File Systems and File Management
A*CRC systems provide multiple file systems for users’ data. The file systems have different purposes, and different management policies, and users need to be aware of these. The principal user file systems are $HOME, $DATADIR, $FLUSHDIR, $TMPDIR and $LOCALDIR.
User home directory ($HOME) and $DATADIR areas
The $HOME directories should be used for data that is used often. Typically, these include files used to define the user’s environment, scripts, source code, frequently-used executable, and small data sets.
New systems (axle, fuji, aurora, cirrus)
The traditional file structure often suffers from the wastage of disk space as the same files are often duplicated on several systems. Therefore the newer A*CRC systems (axle, fuji and beyond) have a file structure with a fixed 200 MB quota for the home directory, sufficient for any system or application configuration files plus a small number of commonly-used applications. All jobs must be run from the temporary scratch disk as described in the next section below.
There is also a global data space ($HOME/data or $DATA)
shared on the login nodes of all the new systems but not for running any jobs from there. (NOTE: this space is visible only from the head nodes and not from the compute nodes, therefore users are advised NOT TO attempt to do any jobs from there.)

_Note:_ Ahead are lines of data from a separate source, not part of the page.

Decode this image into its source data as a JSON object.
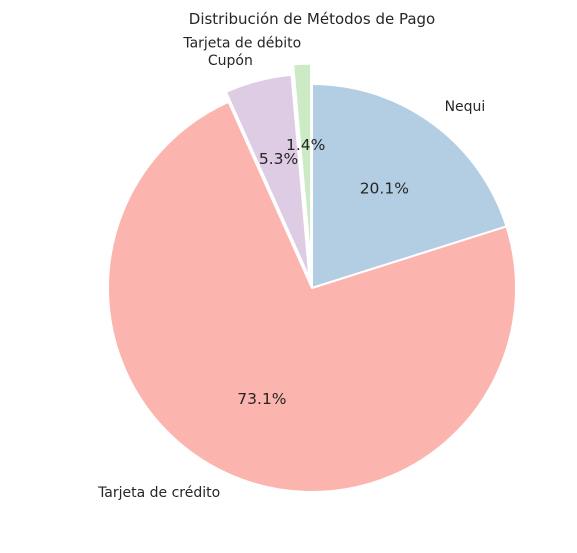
{
  "chart_data": {
    "type": "pie",
    "title": "Distribución de Métodos de Pago",
    "start_angle_deg": 90,
    "direction": "clockwise",
    "slices": [
      {
        "label": "Nequi",
        "value": 20.1,
        "pct_label": "20.1%",
        "color": "#b3cde3",
        "explode": 0
      },
      {
        "label": "Tarjeta de crédito",
        "value": 73.1,
        "pct_label": "73.1%",
        "color": "#fbb4ae",
        "explode": 0
      },
      {
        "label": "Cupón",
        "value": 5.3,
        "pct_label": "5.3%",
        "color": "#decbe4",
        "explode": 0.05
      },
      {
        "label": "Tarjeta de débito",
        "value": 1.4,
        "pct_label": "1.4%",
        "color": "#ccebc5",
        "explode": 0.1
      }
    ]
  }
}
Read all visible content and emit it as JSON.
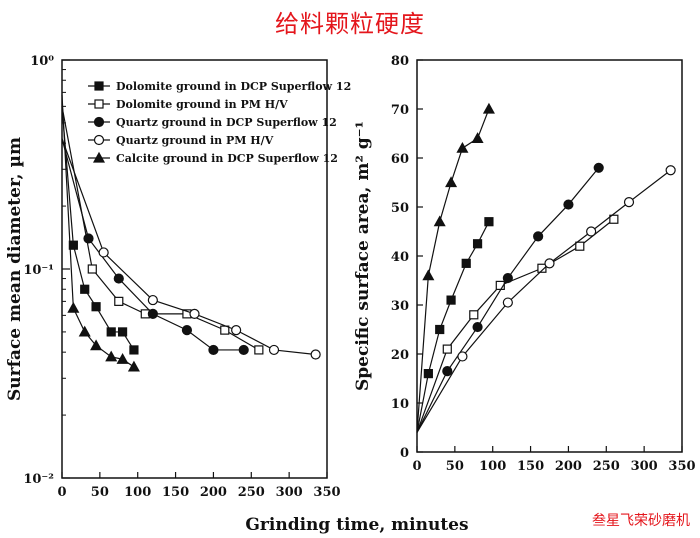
{
  "page_title": "给料颗粒硬度",
  "watermark": "叁星飞荣砂磨机",
  "chart_data": [
    {
      "type": "line",
      "ylabel": "Surface mean diameter, µm",
      "yscale": "log",
      "xlim": [
        0,
        350
      ],
      "ylim": [
        0.01,
        1
      ],
      "x_ticks": [
        "0",
        "50",
        "100",
        "150",
        "200",
        "250",
        "300",
        "350"
      ],
      "y_ticks": [
        {
          "value": 1,
          "label": "10⁰"
        },
        {
          "value": 0.1,
          "label": "10⁻¹"
        },
        {
          "value": 0.01,
          "label": "10⁻²"
        }
      ],
      "legend_position": "top-right",
      "series": [
        {
          "name": "Dolomite ground in DCP Superflow 12",
          "marker": "square-filled",
          "x": [
            0,
            15,
            30,
            45,
            65,
            80,
            95
          ],
          "y": [
            0.6,
            0.13,
            0.08,
            0.066,
            0.05,
            0.05,
            0.041
          ]
        },
        {
          "name": "Dolomite ground in PM H/V",
          "marker": "square-open",
          "x": [
            0,
            40,
            75,
            110,
            165,
            215,
            260
          ],
          "y": [
            0.6,
            0.1,
            0.07,
            0.061,
            0.061,
            0.051,
            0.041
          ]
        },
        {
          "name": "Quartz ground in DCP Superflow 12",
          "marker": "circle-filled",
          "x": [
            0,
            35,
            75,
            120,
            165,
            200,
            240
          ],
          "y": [
            0.42,
            0.14,
            0.09,
            0.061,
            0.051,
            0.041,
            0.041
          ]
        },
        {
          "name": "Quartz ground in PM H/V",
          "marker": "circle-open",
          "x": [
            0,
            55,
            120,
            175,
            230,
            280,
            335
          ],
          "y": [
            0.42,
            0.12,
            0.071,
            0.061,
            0.051,
            0.041,
            0.039
          ]
        },
        {
          "name": "Calcite ground in DCP Superflow 12",
          "marker": "triangle-filled",
          "x": [
            0,
            15,
            30,
            45,
            65,
            80,
            95
          ],
          "y": [
            0.68,
            0.065,
            0.05,
            0.043,
            0.038,
            0.037,
            0.034
          ]
        }
      ]
    },
    {
      "type": "line",
      "xlabel": "Grinding time, minutes",
      "ylabel": "Specific surface area, m² g⁻¹",
      "xlim": [
        0,
        350
      ],
      "ylim": [
        0,
        80
      ],
      "x_ticks": [
        "0",
        "50",
        "100",
        "150",
        "200",
        "250",
        "300",
        "350"
      ],
      "y_ticks": [
        "0",
        "10",
        "20",
        "30",
        "40",
        "50",
        "60",
        "70",
        "80"
      ],
      "series": [
        {
          "name": "Dolomite ground in DCP Superflow 12",
          "marker": "square-filled",
          "x": [
            0,
            15,
            30,
            45,
            65,
            80,
            95
          ],
          "y": [
            4,
            16,
            25,
            31,
            38.5,
            42.5,
            47
          ]
        },
        {
          "name": "Dolomite ground in PM H/V",
          "marker": "square-open",
          "x": [
            0,
            40,
            75,
            110,
            165,
            215,
            260
          ],
          "y": [
            4,
            21,
            28,
            34,
            37.5,
            42,
            47.5
          ]
        },
        {
          "name": "Quartz ground in DCP Superflow 12",
          "marker": "circle-filled",
          "x": [
            0,
            40,
            80,
            120,
            160,
            200,
            240
          ],
          "y": [
            4,
            16.5,
            25.5,
            35.5,
            44,
            50.5,
            58
          ]
        },
        {
          "name": "Quartz ground in PM H/V",
          "marker": "circle-open",
          "x": [
            0,
            60,
            120,
            175,
            230,
            280,
            335
          ],
          "y": [
            4,
            19.5,
            30.5,
            38.5,
            45,
            51,
            57.5
          ]
        },
        {
          "name": "Calcite ground in DCP Superflow 12",
          "marker": "triangle-filled",
          "x": [
            0,
            15,
            30,
            45,
            60,
            80,
            95
          ],
          "y": [
            4,
            36,
            47,
            55,
            62,
            64,
            70
          ]
        }
      ]
    }
  ]
}
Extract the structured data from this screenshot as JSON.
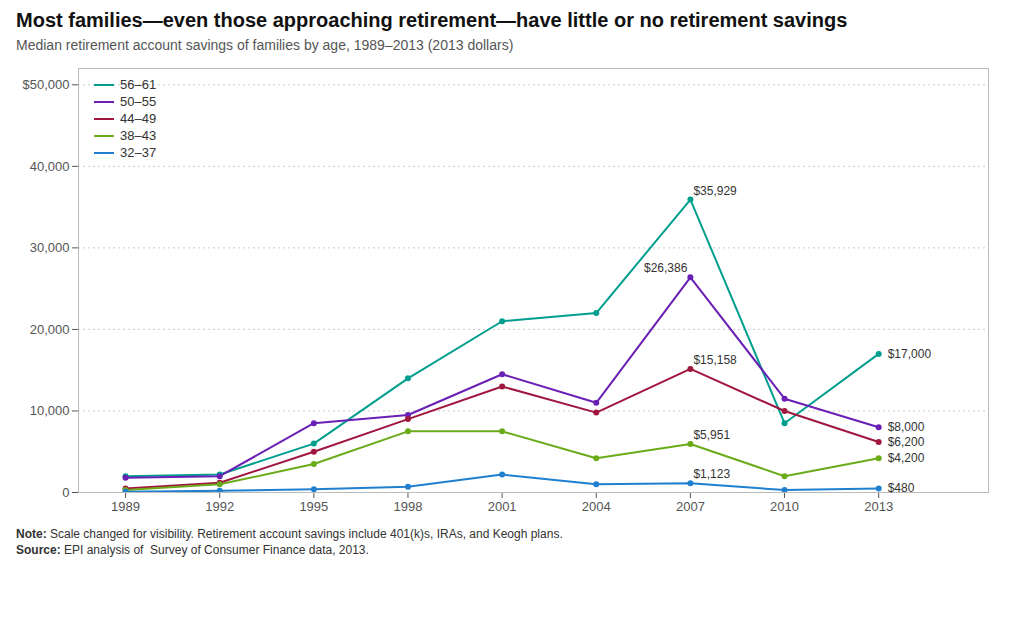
{
  "chart_data": {
    "type": "line",
    "title": "Most families—even those approaching retirement—have little or no retirement savings",
    "subtitle": "Median retirement account savings of families by age, 1989–2013 (2013 dollars)",
    "notes": [
      "Note: Scale changed for visibility. Retirement account savings include 401(k)s, IRAs, and Keogh plans.",
      "Source: EPI analysis of  Survey of Consumer Finance data, 2013."
    ],
    "x": [
      1989,
      1992,
      1995,
      1998,
      2001,
      2004,
      2007,
      2010,
      2013
    ],
    "series": [
      {
        "name": "56–61",
        "color": "#009E8E",
        "values": [
          2000,
          2200,
          6000,
          14000,
          21000,
          22000,
          35929,
          8500,
          17000
        ]
      },
      {
        "name": "50–55",
        "color": "#6A1FB5",
        "values": [
          1800,
          2000,
          8500,
          9500,
          14500,
          11000,
          26386,
          11500,
          8000
        ]
      },
      {
        "name": "44–49",
        "color": "#A0163E",
        "values": [
          500,
          1200,
          5000,
          9000,
          13000,
          9800,
          15158,
          10000,
          6200
        ]
      },
      {
        "name": "38–43",
        "color": "#6AAB1A",
        "values": [
          300,
          1000,
          3500,
          7500,
          7500,
          4200,
          5951,
          2000,
          4200
        ]
      },
      {
        "name": "32–37",
        "color": "#2080D0",
        "values": [
          100,
          200,
          400,
          700,
          2200,
          1000,
          1123,
          300,
          480
        ]
      }
    ],
    "annotations": [
      {
        "series": "56–61",
        "x": 2007,
        "y": 35929,
        "text": "$35,929"
      },
      {
        "series": "50–55",
        "x": 2007,
        "y": 26386,
        "text": "$26,386"
      },
      {
        "series": "44–49",
        "x": 2007,
        "y": 15158,
        "text": "$15,158"
      },
      {
        "series": "38–43",
        "x": 2007,
        "y": 5951,
        "text": "$5,951"
      },
      {
        "series": "32–37",
        "x": 2007,
        "y": 1123,
        "text": "$1,123"
      },
      {
        "series": "56–61",
        "x": 2013,
        "y": 17000,
        "text": "$17,000"
      },
      {
        "series": "50–55",
        "x": 2013,
        "y": 8000,
        "text": "$8,000"
      },
      {
        "series": "44–49",
        "x": 2013,
        "y": 6200,
        "text": "$6,200"
      },
      {
        "series": "38–43",
        "x": 2013,
        "y": 4200,
        "text": "$4,200"
      },
      {
        "series": "32–37",
        "x": 2013,
        "y": 480,
        "text": "$480"
      }
    ],
    "xlim": [
      1987.5,
      2016.5
    ],
    "xticks": [
      1989,
      1992,
      1995,
      1998,
      2001,
      2004,
      2007,
      2010,
      2013
    ],
    "ylim": [
      0,
      52000
    ],
    "yticks": [
      0,
      {
        "value": 10000,
        "label": "10,000"
      },
      {
        "value": 20000,
        "label": "20,000"
      },
      {
        "value": 30000,
        "label": "30,000"
      },
      {
        "value": 40000,
        "label": "40,000"
      },
      {
        "value": 50000,
        "label": "$50,000"
      }
    ],
    "grid": true,
    "legend": "top-left",
    "marker": "circle"
  }
}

Users may use this space to store their permanent files. The key advantages of this new structure are so:
- files are not duplicated on every system, thereby conserving disk space
- users need not explicitly transfer files via scp or sftp between systems
- with only one set of files, data consistency is maintained across all systems
The new file structure is explained in the figure below. We are monitoring usage patterns before implementing any quota on $DATA.